I read an article, online obviously, called “The 12 Most Annoying Types of Facebookers” by Brandon Griggs CNN. Unfortunately, I found that I actually fall into one of these categories. It is called “The Paparazzo” and, as the name implies, it describes a person who posts a lot of pictures and then tags people whether they want it or not.
I don’t tag to annoy or even intentionally include other people in pictures. It’s usually because the people happen to be in a photo I took of my children. That comes to the second, and more accurate, part of my problem. I take an inordinate amount of pictures of my children.

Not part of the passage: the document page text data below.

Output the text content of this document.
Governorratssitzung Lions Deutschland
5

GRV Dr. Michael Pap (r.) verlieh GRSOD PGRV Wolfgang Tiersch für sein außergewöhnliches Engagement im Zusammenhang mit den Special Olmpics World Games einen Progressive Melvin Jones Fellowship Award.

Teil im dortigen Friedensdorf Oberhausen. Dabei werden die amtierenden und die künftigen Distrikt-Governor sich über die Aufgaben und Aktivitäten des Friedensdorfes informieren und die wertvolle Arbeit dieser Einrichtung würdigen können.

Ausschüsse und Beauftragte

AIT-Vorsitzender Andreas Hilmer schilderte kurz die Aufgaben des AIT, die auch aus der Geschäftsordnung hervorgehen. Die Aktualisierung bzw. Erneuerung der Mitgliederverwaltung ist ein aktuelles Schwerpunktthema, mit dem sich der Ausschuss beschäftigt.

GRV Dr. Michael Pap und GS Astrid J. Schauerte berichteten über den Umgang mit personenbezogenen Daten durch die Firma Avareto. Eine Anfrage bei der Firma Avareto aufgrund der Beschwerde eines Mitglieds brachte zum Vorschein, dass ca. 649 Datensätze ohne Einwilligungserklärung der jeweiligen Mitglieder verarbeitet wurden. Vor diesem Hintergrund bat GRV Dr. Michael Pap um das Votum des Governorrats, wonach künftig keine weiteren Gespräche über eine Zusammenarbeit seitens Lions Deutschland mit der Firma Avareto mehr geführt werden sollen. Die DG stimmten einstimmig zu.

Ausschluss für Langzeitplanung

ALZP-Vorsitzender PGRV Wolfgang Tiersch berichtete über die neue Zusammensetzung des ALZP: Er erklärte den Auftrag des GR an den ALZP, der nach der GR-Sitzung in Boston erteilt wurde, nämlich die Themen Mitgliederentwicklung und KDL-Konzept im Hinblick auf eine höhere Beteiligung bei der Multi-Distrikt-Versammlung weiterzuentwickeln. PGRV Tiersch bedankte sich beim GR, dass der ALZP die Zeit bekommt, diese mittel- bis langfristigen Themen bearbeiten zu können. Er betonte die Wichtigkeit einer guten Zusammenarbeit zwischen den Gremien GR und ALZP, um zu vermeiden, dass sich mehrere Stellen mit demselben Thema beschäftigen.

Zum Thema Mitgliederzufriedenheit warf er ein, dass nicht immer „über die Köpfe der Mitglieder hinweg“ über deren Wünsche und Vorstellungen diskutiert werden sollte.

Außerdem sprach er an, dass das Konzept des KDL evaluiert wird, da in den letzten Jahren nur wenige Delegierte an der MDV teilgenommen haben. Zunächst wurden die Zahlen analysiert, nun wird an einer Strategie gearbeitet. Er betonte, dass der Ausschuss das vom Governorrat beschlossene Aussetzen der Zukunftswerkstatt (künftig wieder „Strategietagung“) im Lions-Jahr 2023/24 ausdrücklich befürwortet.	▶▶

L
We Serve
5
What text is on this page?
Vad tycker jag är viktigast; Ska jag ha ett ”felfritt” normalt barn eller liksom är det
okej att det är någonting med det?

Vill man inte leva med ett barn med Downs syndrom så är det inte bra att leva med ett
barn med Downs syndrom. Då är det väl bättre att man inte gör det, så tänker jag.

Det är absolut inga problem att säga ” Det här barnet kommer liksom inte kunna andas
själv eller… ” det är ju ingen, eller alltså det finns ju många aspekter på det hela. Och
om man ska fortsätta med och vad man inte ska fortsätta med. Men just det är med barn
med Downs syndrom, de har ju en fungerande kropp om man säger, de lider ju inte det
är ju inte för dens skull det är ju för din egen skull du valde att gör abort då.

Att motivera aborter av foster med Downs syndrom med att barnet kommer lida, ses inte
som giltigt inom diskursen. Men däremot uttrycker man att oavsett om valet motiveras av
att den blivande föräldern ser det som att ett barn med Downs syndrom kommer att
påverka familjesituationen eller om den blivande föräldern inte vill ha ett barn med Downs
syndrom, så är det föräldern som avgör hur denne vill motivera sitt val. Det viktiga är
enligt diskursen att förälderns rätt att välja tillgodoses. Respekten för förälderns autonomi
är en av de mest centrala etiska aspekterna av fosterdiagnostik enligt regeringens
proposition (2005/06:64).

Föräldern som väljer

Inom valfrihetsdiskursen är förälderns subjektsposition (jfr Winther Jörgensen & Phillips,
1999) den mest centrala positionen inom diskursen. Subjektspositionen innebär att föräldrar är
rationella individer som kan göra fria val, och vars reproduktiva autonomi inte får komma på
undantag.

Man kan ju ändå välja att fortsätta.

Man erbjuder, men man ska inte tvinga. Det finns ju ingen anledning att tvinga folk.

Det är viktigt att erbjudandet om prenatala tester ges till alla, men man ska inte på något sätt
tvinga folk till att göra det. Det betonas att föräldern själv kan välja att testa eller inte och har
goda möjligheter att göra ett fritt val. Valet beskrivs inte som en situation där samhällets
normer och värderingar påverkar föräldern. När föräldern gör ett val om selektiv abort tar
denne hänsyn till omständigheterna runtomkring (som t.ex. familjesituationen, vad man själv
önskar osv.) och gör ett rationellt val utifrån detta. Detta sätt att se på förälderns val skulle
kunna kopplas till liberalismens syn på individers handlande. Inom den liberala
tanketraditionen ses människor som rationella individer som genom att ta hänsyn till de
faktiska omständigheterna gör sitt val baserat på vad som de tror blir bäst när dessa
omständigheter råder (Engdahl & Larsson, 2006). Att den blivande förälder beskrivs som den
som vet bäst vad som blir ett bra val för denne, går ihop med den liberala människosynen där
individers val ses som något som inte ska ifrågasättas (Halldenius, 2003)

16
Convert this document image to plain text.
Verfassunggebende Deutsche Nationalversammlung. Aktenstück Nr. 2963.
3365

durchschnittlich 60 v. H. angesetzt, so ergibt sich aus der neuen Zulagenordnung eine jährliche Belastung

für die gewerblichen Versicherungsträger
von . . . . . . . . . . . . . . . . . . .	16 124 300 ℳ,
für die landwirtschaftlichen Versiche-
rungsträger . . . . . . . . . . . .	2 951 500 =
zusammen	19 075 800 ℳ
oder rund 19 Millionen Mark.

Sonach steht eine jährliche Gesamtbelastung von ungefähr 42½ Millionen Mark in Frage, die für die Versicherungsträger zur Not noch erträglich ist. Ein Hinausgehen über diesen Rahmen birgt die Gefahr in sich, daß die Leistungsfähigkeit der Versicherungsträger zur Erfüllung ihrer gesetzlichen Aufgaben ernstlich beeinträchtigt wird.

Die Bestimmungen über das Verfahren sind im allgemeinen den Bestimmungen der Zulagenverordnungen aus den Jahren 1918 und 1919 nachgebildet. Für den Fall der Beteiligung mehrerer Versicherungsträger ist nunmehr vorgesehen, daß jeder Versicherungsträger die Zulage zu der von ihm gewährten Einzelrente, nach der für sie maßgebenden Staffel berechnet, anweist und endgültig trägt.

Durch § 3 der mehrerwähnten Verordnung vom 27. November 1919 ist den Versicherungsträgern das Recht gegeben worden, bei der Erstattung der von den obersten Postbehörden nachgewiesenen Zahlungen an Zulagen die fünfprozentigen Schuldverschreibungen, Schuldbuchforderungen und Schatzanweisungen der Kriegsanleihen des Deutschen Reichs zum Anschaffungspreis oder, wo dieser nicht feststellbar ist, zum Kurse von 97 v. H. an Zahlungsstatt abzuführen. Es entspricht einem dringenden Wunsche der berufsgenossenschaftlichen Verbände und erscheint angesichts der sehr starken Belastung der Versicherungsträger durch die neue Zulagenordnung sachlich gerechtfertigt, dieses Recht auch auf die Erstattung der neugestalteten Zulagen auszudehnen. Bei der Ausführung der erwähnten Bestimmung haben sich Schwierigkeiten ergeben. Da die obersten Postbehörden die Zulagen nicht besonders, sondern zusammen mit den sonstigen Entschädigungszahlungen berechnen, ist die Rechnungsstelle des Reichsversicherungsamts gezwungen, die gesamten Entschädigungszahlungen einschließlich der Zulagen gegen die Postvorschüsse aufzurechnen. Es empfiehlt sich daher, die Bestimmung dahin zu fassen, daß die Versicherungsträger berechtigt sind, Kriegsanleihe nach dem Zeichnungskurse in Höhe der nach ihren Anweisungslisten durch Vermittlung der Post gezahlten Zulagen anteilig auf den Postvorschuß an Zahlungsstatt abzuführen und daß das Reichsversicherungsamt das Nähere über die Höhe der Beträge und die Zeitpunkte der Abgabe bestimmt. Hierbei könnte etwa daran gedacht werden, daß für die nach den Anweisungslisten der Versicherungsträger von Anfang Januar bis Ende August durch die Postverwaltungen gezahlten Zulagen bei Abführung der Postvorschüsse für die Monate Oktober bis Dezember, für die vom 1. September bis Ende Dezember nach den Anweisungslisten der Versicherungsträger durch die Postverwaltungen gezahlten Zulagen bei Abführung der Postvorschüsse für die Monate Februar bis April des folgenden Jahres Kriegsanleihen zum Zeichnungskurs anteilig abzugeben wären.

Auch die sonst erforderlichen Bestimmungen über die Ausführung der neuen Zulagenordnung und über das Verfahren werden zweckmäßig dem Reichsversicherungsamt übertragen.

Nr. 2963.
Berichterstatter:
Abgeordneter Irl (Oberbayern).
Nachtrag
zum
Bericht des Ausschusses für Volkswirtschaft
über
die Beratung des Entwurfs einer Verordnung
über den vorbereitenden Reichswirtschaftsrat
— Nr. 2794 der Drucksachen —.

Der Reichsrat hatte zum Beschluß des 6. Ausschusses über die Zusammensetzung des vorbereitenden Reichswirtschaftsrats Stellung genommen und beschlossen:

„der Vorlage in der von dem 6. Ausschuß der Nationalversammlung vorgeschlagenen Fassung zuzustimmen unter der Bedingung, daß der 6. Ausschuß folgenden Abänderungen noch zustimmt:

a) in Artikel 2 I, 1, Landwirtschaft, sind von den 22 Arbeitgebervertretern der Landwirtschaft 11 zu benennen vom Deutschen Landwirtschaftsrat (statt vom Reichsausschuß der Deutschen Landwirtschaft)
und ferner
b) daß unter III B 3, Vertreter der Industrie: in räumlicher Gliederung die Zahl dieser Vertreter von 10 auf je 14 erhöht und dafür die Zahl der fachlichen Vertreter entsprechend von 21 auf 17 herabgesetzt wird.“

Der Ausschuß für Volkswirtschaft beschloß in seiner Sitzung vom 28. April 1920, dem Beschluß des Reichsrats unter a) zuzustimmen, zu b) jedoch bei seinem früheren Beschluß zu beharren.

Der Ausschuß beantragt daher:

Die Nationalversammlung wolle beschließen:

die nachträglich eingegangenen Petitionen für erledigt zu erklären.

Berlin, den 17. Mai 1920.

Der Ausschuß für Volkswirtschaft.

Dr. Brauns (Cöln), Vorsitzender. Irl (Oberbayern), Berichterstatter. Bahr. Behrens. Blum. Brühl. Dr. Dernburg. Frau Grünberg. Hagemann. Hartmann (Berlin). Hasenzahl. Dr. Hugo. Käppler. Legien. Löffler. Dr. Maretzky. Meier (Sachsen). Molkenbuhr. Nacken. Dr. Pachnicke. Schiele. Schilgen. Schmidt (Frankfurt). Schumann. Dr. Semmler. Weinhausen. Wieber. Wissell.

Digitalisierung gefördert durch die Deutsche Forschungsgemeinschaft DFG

There are pictures of my children playing, bathing, eating, jumping, smiling falsely into the camera. I have been known to take photos of my children while they sleep. There are pictures of my children in every class and activity they have participated. If one of my children has ever done anything, there is probably a picture of it. (The one exception being the potty shots, I draw the line there.) So, I have a problem and I can’t stop.
I explain this obsession by saying that since I hardly have pictures of my own youth, I want my children to have hundreds of pictures of theirs. I also want them to get a glimpse of their childhood. I want them to know and have proof, that theirs was a good life. I want them to see it in color, on paper.
I am aware that a happy childhood is in memories and feelings. It’s a sense you get of what life was like. It’s in the reminiscence and exaggeration of our memory. It’s the contentment of life, in not feeling a need to redo, relive. It’s when we say, “Well, in my day.”
I know this consciously. And truly, odds are, my children won’t care one bit whether they have these thousands of pictures documenting their life. But when my memory starts to fade, as inevitably it will, I will look at those pictures and remember a life fully lived. I’ve given all of me to my children and I need to remember that the giving was concrete as well as abstract.